Publicado em 1928, a partir das pesquisas de Andrade sobre as origens e as características da cultura brasileira, o romance é o retrato de um anti-herói nacional, uma busca por uma identidade cultural e uma narrativa deslumbrante e triste, como o Brasil.

“Quando ele fala, ‘ai, que preguiça’ [o personagem nasce com preguiça na Amazônia], a gente relê, ‘ai, que preguiça desse mundo’. Eu realmente acho que o ser humano fez algo que não deu certo. E que agora é muito difícil que isso se reverta, nesse capitalismo louco, desenfreado.”

A diretora também pretende brincar com as linguagens do romance, que transita pelo erudito e pelo popular. 

“O livro tem uma coisa extremamente sofisticada, de ser uma colcha de retalhos, fragmentos de muitas obras e de muitos mitos, e ao mesmo tempo não ser nenhum deles, porque nada é puro.”

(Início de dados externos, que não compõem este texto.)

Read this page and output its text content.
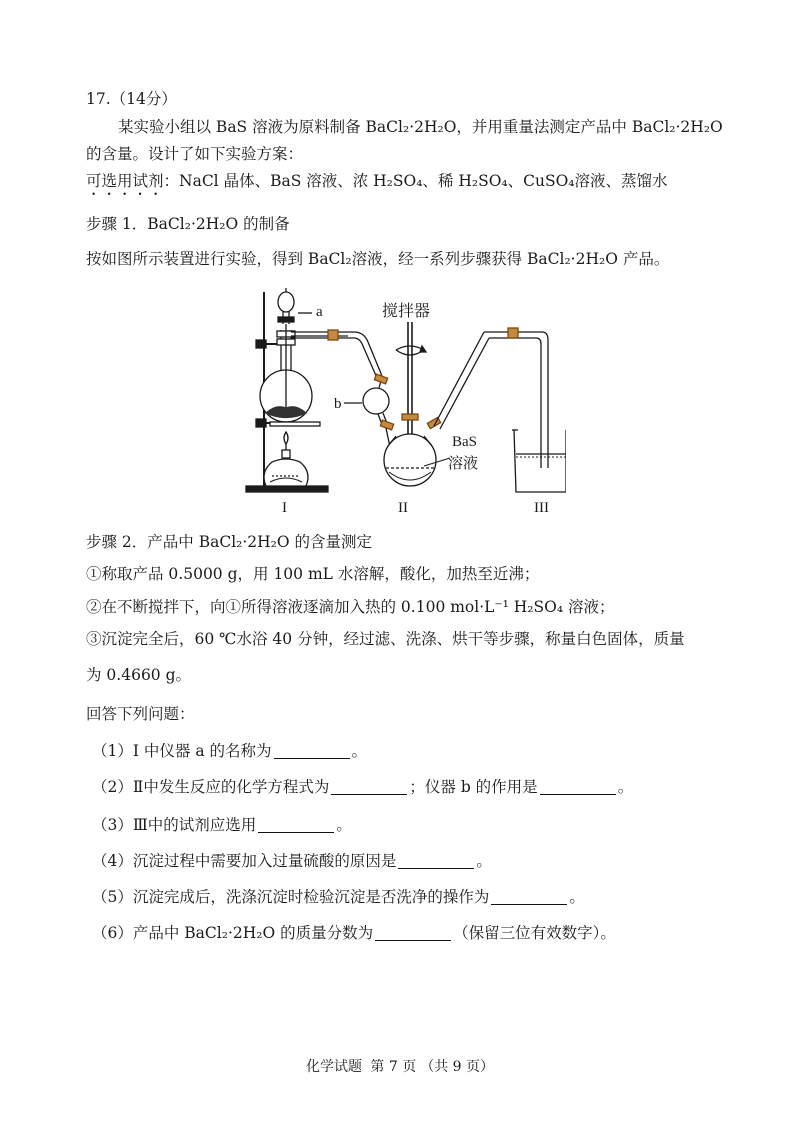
17.（14分）
某实验小组以 BaS 溶液为原料制备 BaCl₂·2H₂O，并用重量法测定产品中 BaCl₂·2H₂O
的含量。设计了如下实验方案：
可选用试剂：NaCl 晶体、BaS 溶液、浓 H₂SO₄、稀 H₂SO₄、CuSO₄溶液、蒸馏水
步骤 1．BaCl₂·2H₂O 的制备
按如图所示装置进行实验，得到 BaCl₂溶液，经一系列步骤获得 BaCl₂·2H₂O 产品。
a
b
搅拌器
BaS
溶液
I	II	III
步骤 2．产品中 BaCl₂·2H₂O 的含量测定
①称取产品 0.5000 g，用 100 mL 水溶解，酸化，加热至近沸；
②在不断搅拌下，向①所得溶液逐滴加入热的 0.100 mol·L⁻¹ H₂SO₄ 溶液；
③沉淀完全后，60 ℃水浴 40 分钟，经过滤、洗涤、烘干等步骤，称量白色固体，质量
为 0.4660 g。
回答下列问题：
（1）I 中仪器 a 的名称为	。
（2）Ⅱ中发生反应的化学方程式为	；仪器 b 的作用是	。
（3）Ⅲ中的试剂应选用	。
（4）沉淀过程中需要加入过量硫酸的原因是	。
（5）沉淀完成后，洗涤沉淀时检验沉淀是否洗净的操作为	。
（6）产品中 BaCl₂·2H₂O 的质量分数为	（保留三位有效数字）。
化学试题 第 7 页 （共 9 页）
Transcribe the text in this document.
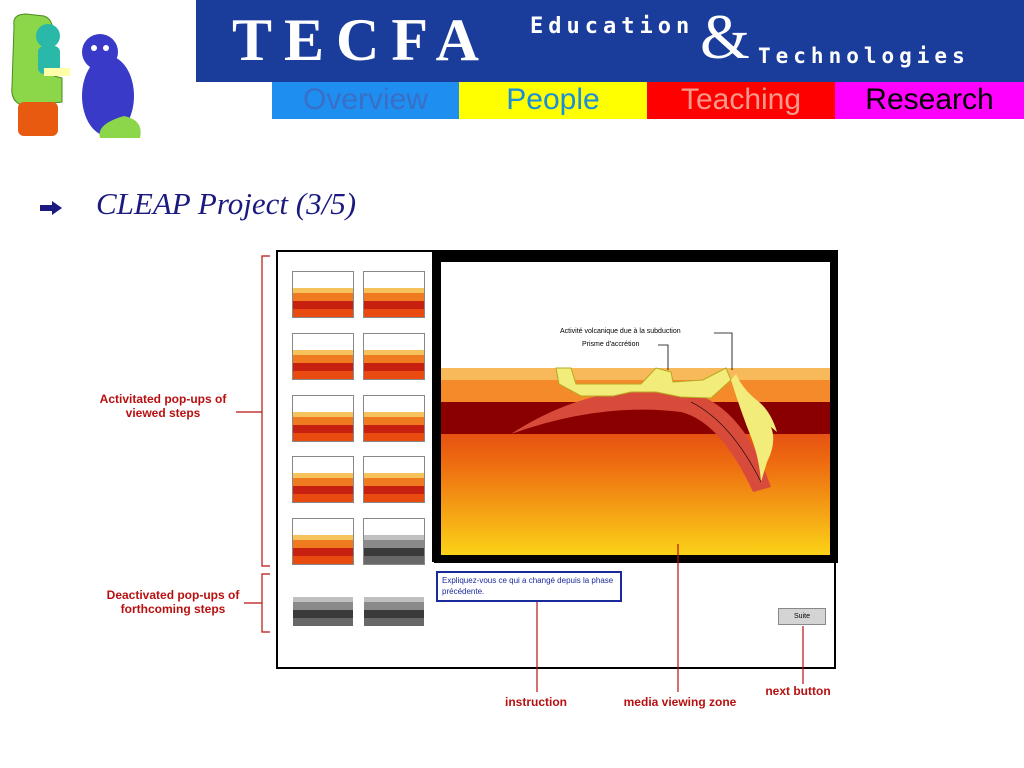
TECFA Education & Technologies
Overview	People	Teaching	Research
CLEAP Project (3/5)
Activitated pop-ups of viewed steps
Deactivated pop-ups of forthcoming steps
Activité volcanique due à la subduction
Prisme d'accrétion
Expliquez-vous ce qui a changé depuis la phase précédente.
Suite
instruction	media viewing zone
next button
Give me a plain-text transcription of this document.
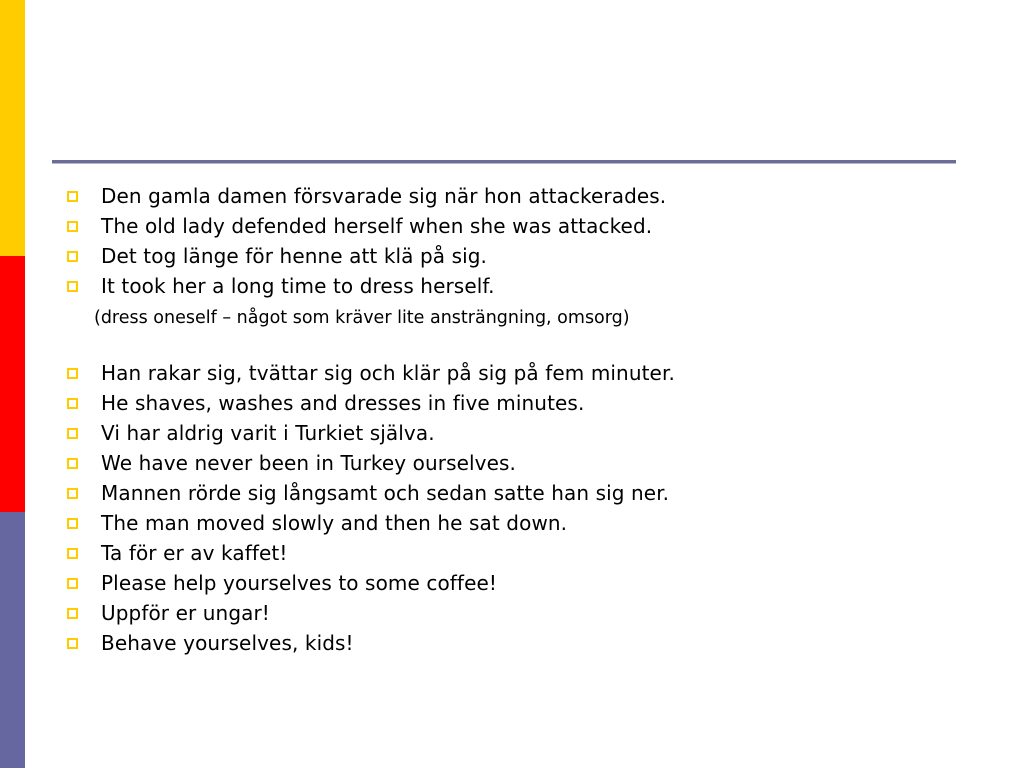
Den gamla damen försvarade sig när hon attackerades.
The old lady defended herself when she was attacked.
Det tog länge för henne att klä på sig.
It took her a long time to dress herself.
(dress oneself – något som kräver lite ansträngning, omsorg)
Han rakar sig, tvättar sig och klär på sig på fem minuter.
He shaves, washes and dresses in five minutes.
Vi har aldrig varit i Turkiet själva.
We have never been in Turkey ourselves.
Mannen rörde sig långsamt och sedan satte han sig ner.
The man moved slowly and then he sat down.
Ta för er av kaffet!
Please help yourselves to some coffee!
Uppför er ungar!
Behave yourselves, kids!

“Macunaíma” vem na sequência de outra adaptação literária de Lessa. No ano passado, ela dirigiu uma versão teatral de “Grande Sertão: Veredas”, de Guimarães Rosa, que estreou em São Paulo, rodou o país por uma dezena de cidades e agora retorna à capital paulista em nova temporada.

A encenadora criou uma espécie de gaiola, na qual acontece toda a saga do jagunço Riobaldo (Caio Blat), do seu amor reprimido por Diadorim (Luiza Lemmertz), às batalhas e ao seu pacto com o Diabo. 

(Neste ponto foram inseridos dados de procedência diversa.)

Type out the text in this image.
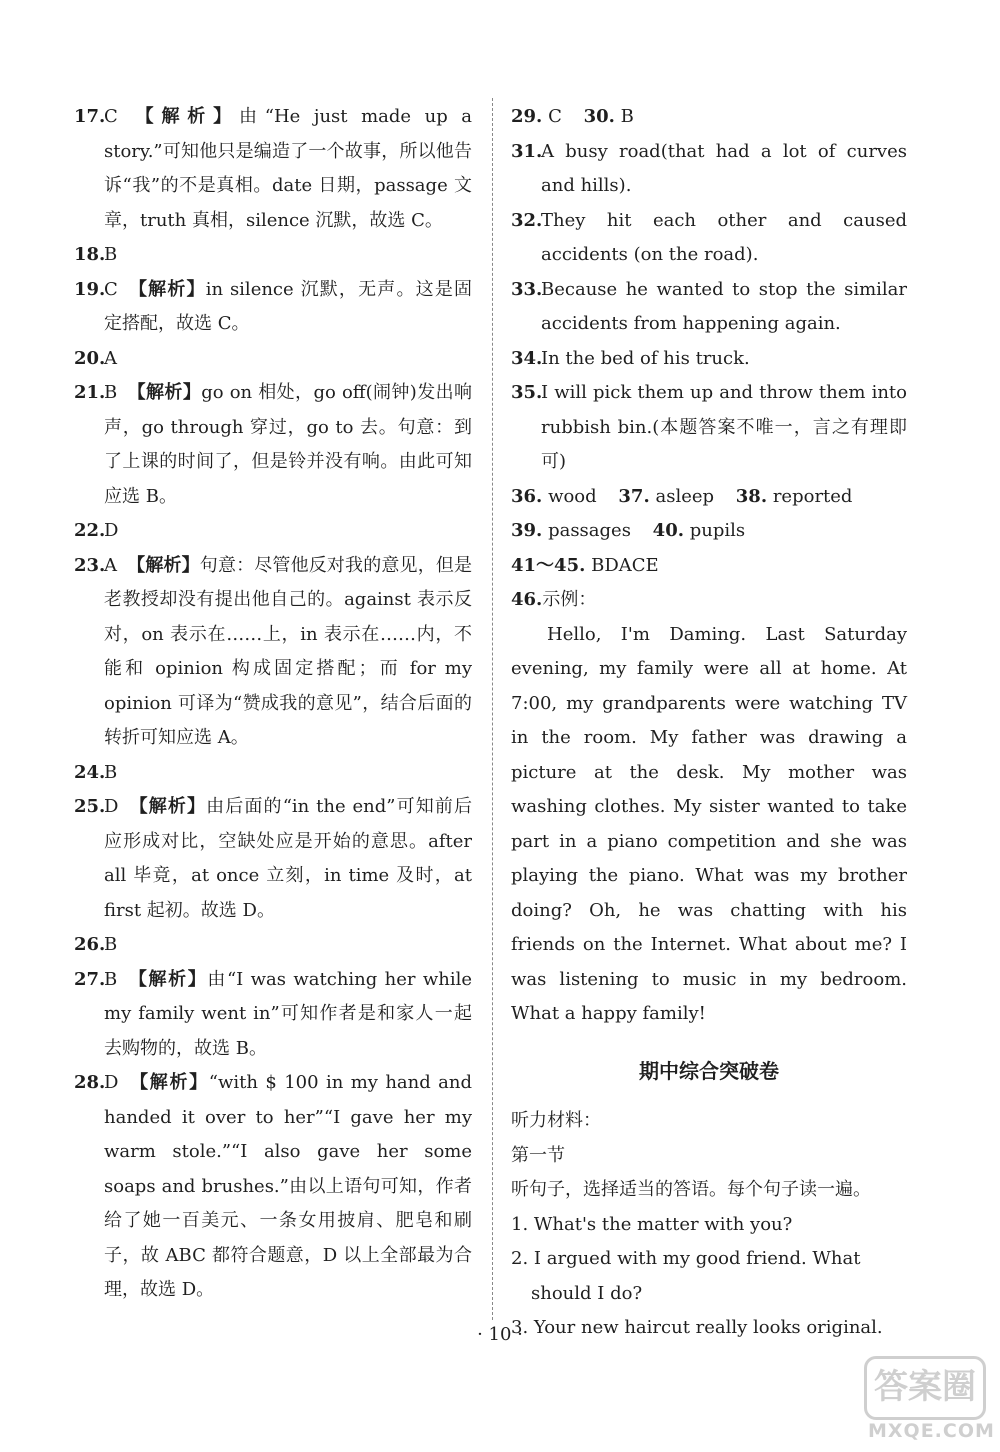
17.
C 【解析】由“He just made up a story.”可知他只是编造了一个故事，所以他告诉“我”的不是真相。date 日期，passage 文章，truth 真相，silence 沉默，故选 C。
18.
B
19.
C 【解析】in silence 沉默，无声。这是固定搭配，故选 C。
20.
A
21.
B 【解析】go on 相处，go off(闹钟)发出响声，go through 穿过，go to 去。句意：到了上课的时间了，但是铃并没有响。由此可知应选 B。
22.
D
23.
A 【解析】句意：尽管他反对我的意见，但是老教授却没有提出他自己的。against 表示反对，on 表示在……上，in 表示在……内，不能和 opinion 构成固定搭配；而 for my opinion 可译为“赞成我的意见”，结合后面的转折可知应选 A。
24.
B
25.
D 【解析】由后面的“in the end”可知前后应形成对比，空缺处应是开始的意思。after all 毕竟，at once 立刻，in time 及时，at first 起初。故选 D。
26.
B
27.
B 【解析】由“I was watching her while my family went in”可知作者是和家人一起去购物的，故选 B。
28.
D 【解析】“with $ 100 in my hand and handed it over to her”“I gave her my warm stole.”“I also gave her some soaps and brushes.”由以上语句可知，作者给了她一百美元、一条女用披肩、肥皂和刷子，故 ABC 都符合题意，D 以上全部最为合理，故选 D。
29. C 30. B
31.
A busy road(that had a lot of curves and hills).
32.
They hit each other and caused accidents (on the road).
33.
Because he wanted to stop the similar accidents from happening again.
34.
In the bed of his truck.
35.
I will pick them up and throw them into rubbish bin.(本题答案不唯一，言之有理即可)
36. wood 37. asleep 38. reported
39. passages 40. pupils
41～45. BDACE
46.示例：
Hello, I'm Daming. Last Saturday evening, my family were all at home. At 7:00, my grandparents were watching TV in the room. My father was drawing a picture at the desk. My mother was washing clothes. My sister wanted to take part in a piano competition and she was playing the piano. What was my brother doing? Oh, he was chatting with his friends on the Internet. What about me? I was listening to music in my bedroom. What a happy family!
期中综合突破卷
听力材料：
第一节
听句子，选择适当的答语。每个句子读一遍。
1. What's the matter with you?
2. I argued with my good friend. What should I do?
3. Your new haircut really looks original.
· 10 ·
答案圈
MXQE.COM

Palco e figurinos são quase uniformes, rodeados de bonecos de pano, que simulam vítimas de guerra —e integram uma instalação, que pode ser visitada quando não há sessão.

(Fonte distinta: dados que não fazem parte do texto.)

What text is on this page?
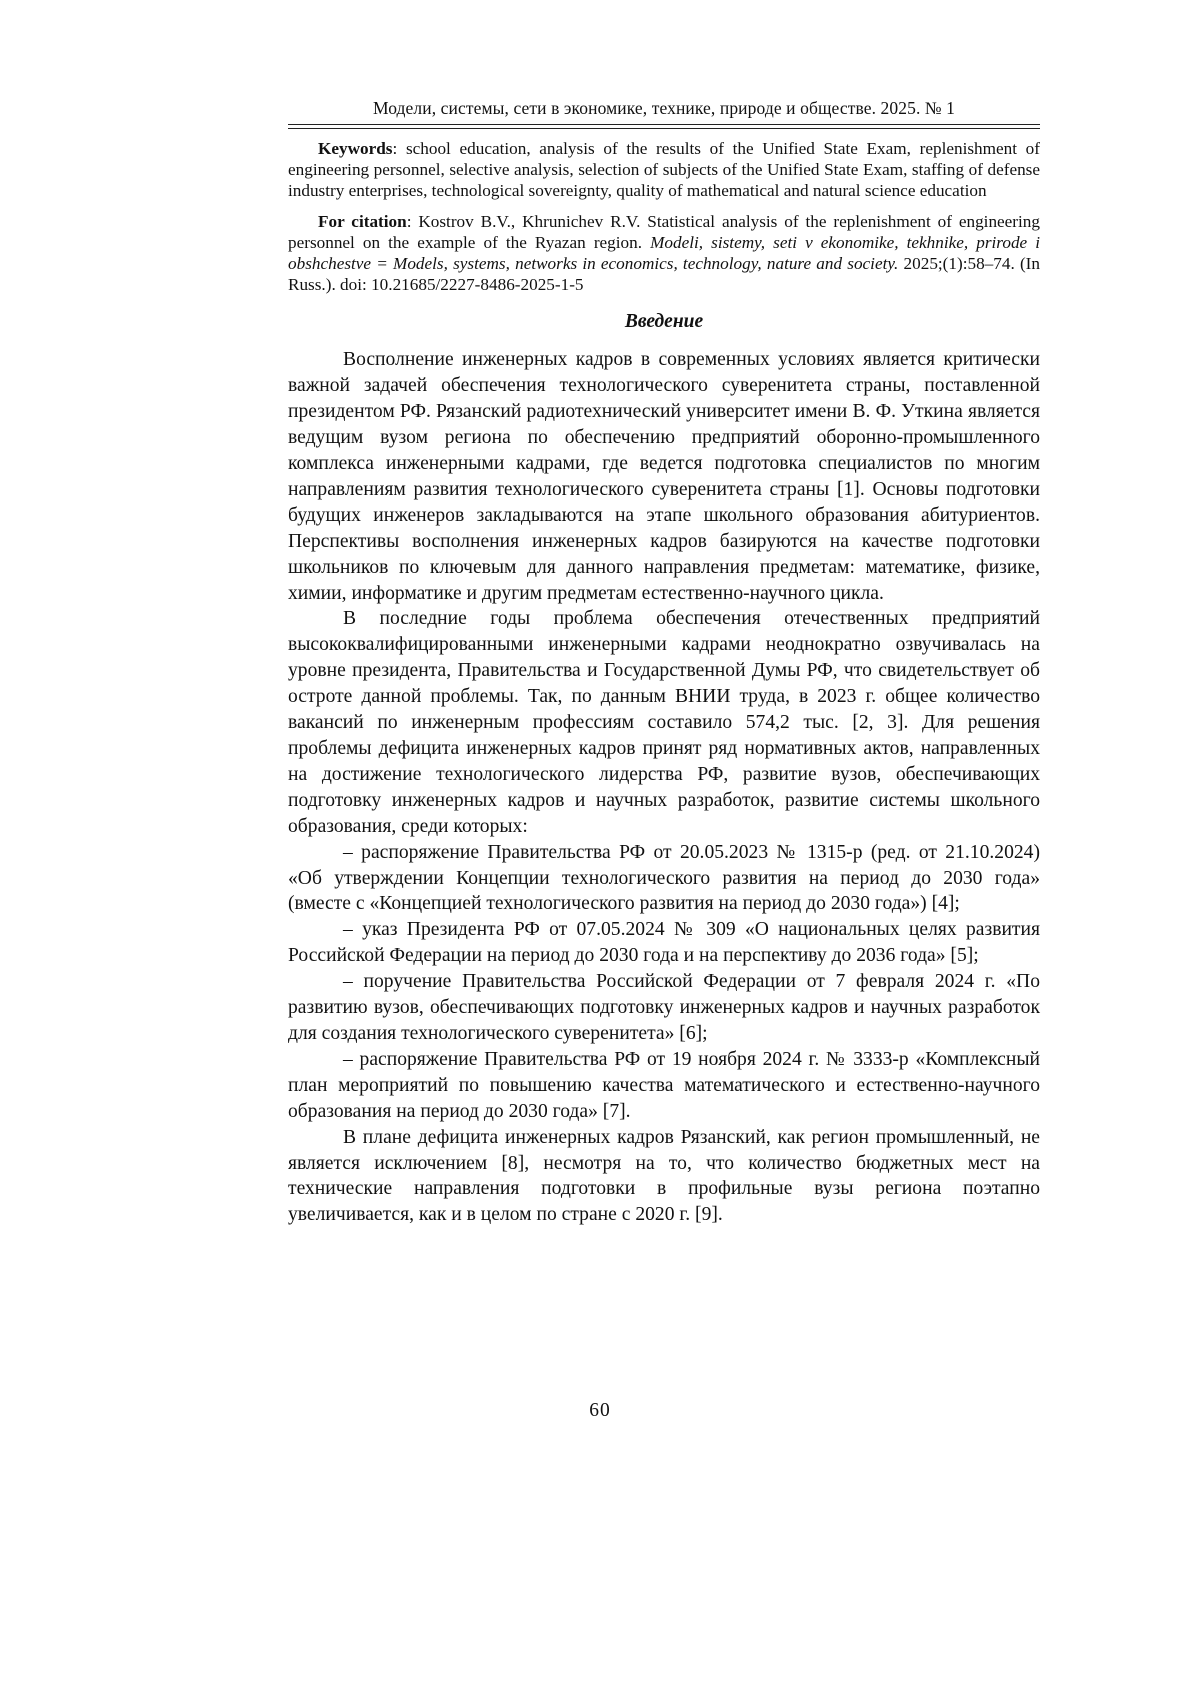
Модели, системы, сети в экономике, технике, природе и обществе. 2025. № 1

Keywords: school education, analysis of the results of the Unified State Exam, replenishment of engineering personnel, selective analysis, selection of subjects of the Unified State Exam, staffing of defense industry enterprises, technological sovereignty, quality of mathematical and natural science education

For citation: Kostrov B.V., Khrunichev R.V. Statistical analysis of the replenishment of engineering personnel on the example of the Ryazan region. Modeli, sistemy, seti v ekonomike, tekhnike, prirode i obshchestve = Models, systems, networks in economics, technology, nature and society. 2025;(1):58–74. (In Russ.). doi: 10.21685/2227-8486-2025-1-5

Введение

Восполнение инженерных кадров в современных условиях является критически важной задачей обеспечения технологического суверенитета страны, поставленной президентом РФ. Рязанский радиотехнический университет имени В. Ф. Уткина является ведущим вузом региона по обеспечению предприятий оборонно-промышленного комплекса инженерными кадрами, где ведется подготовка специалистов по многим направлениям развития технологического суверенитета страны [1]. Основы подготовки будущих инженеров закладываются на этапе школьного образования абитуриентов. Перспективы восполнения инженерных кадров базируются на качестве подготовки школьников по ключевым для данного направления предметам: математике, физике, химии, информатике и другим предметам естественно-научного цикла.

В последние годы проблема обеспечения отечественных предприятий высококвалифицированными инженерными кадрами неоднократно озвучивалась на уровне президента, Правительства и Государственной Думы РФ, что свидетельствует об остроте данной проблемы. Так, по данным ВНИИ труда, в 2023 г. общее количество вакансий по инженерным профессиям составило 574,2 тыс. [2, 3]. Для решения проблемы дефицита инженерных кадров принят ряд нормативных актов, направленных на достижение технологического лидерства РФ, развитие вузов, обеспечивающих подготовку инженерных кадров и научных разработок, развитие системы школьного образования, среди которых:

– распоряжение Правительства РФ от 20.05.2023 № 1315-р (ред. от 21.10.2024) «Об утверждении Концепции технологического развития на период до 2030 года» (вместе с «Концепцией технологического развития на период до 2030 года») [4];

– указ Президента РФ от 07.05.2024 № 309 «О национальных целях развития Российской Федерации на период до 2030 года и на перспективу до 2036 года» [5];

– поручение Правительства Российской Федерации от 7 февраля 2024 г. «По развитию вузов, обеспечивающих подготовку инженерных кадров и научных разработок для создания технологического суверенитета» [6];

– распоряжение Правительства РФ от 19 ноября 2024 г. № 3333-р «Комплексный план мероприятий по повышению качества математического и естественно-научного образования на период до 2030 года» [7].

В плане дефицита инженерных кадров Рязанский, как регион промышленный, не является исключением [8], несмотря на то, что количество бюджетных мест на технические направления подготовки в профильные вузы региона поэтапно увеличивается, как и в целом по стране с 2020 г. [9].

60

Em São Paulo, a montagem volta a ter o tom intimista com que foi criada —estreou para uma plateia de 200 pessoas. Às voltas pelo Brasil, chegou a fazer apresentações para 2.600, num tom mais épico e sem a tecnologia de áudio da temporada original. 

No palco menor, os espectadores usam fones de ouvido que trazem, em cada saída, as falas dos atores (que por vezes falam ao microfone, como se cochichassem ao ouvido da plateia) e a trilha sonora criada por Egberto Gismonti.

Mas essa não é a única modificação de Lessa em sua releitura do romance. O espetáculo está virando filme, com o elenco original da peça e que deve ser lançado no segundo semestre do ano que vem. 

Intitulado “Travessia”, o longa foi rodado num estúdio, com fundo preto, simulando a cenografia da peça. A encenadora também leva ao cinema uma linguagem teatral, não realista, mas na tela brinca com a imensidão da obra rosiana.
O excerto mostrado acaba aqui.